Relating optimal growth to counterpropagating Rossby waves in shear instability

Abstract

The optimal dynamics of conservative disturbances to plane parallel shear flows is interpreted in terms of the propagation and mutual interaction of components called counterpropagating Rossby waves (CRWs). Pairs of CRWs were originally used by Bretherton to provide a mechanistic explanation for unstable normal modes in the barotropic Rayleigh model and baroclinic two-layer model. One CRW has large amplitude in regions of positive mean cross-stream potential vorticity (PV) gradient, while the second CRW has large amplitude in regions of negative PV gradient. Each CRW propagates to the left of the mean PV gradient vector, parallel to the mean flow. If the mean flow is more positive where the PV gradient is positive, the intrinsic phase speeds of the two CRWs will be similar. The CRWs interact because the PV anomalies of one CRW induce cross-stream velocity at the location of the other CRW, thus advecting the mean PV. Although a single Rossby wave is neutral, their interaction can result in phase locking and mutual growth. Here the general initial value problem for disturbances to shear flow is analyzed in terms of CRWs. For the discrete spectrum (which could alternatively be described using normal modes), the singular value decomposition of the dynamical propagator can be obtained analytically in terms of the CRW interaction coefficient and the intrinsic CRW phase speeds. Using this formalism, optimal perturbations, the disturbances which grow fastest in a given norm over a specified time interval, can readily be found.
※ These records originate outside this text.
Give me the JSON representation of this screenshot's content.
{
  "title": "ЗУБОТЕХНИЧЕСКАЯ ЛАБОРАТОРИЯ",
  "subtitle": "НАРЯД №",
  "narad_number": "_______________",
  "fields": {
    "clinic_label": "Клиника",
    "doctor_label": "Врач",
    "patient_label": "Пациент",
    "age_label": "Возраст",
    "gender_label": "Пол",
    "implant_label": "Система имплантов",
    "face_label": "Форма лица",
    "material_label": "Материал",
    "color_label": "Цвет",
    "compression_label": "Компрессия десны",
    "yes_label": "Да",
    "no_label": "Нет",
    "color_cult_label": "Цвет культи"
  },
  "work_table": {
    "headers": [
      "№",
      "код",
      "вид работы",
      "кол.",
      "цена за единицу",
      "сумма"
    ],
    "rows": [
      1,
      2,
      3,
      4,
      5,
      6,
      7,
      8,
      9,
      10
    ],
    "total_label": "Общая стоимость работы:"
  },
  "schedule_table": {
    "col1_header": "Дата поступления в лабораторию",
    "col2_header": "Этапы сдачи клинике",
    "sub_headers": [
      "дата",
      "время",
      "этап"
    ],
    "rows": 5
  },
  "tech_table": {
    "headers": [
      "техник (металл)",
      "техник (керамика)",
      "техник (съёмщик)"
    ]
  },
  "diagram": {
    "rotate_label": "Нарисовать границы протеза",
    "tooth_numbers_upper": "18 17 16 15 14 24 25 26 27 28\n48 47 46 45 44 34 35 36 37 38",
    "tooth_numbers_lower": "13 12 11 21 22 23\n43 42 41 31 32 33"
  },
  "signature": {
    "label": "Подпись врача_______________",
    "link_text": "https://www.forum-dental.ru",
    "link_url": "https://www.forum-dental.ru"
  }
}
The most natural norm for CRWs is related to air parcel displacements or enstrophy. However, if an energy norm is taken, it is shown to grow due to both mutual amplification of air parcel displacements and the untilting of PV structures (the Orr mechanism) associated with decreasing phase difference between the CRWs. A generalization of the CRW description to the optimal dynamics of the complete spectrum solution is outlined. Although the dynamics then involves the interaction between an infinite number of “CRW kernels,” the form of the simple interaction between any two CRW kernels is the same as in the discrete case.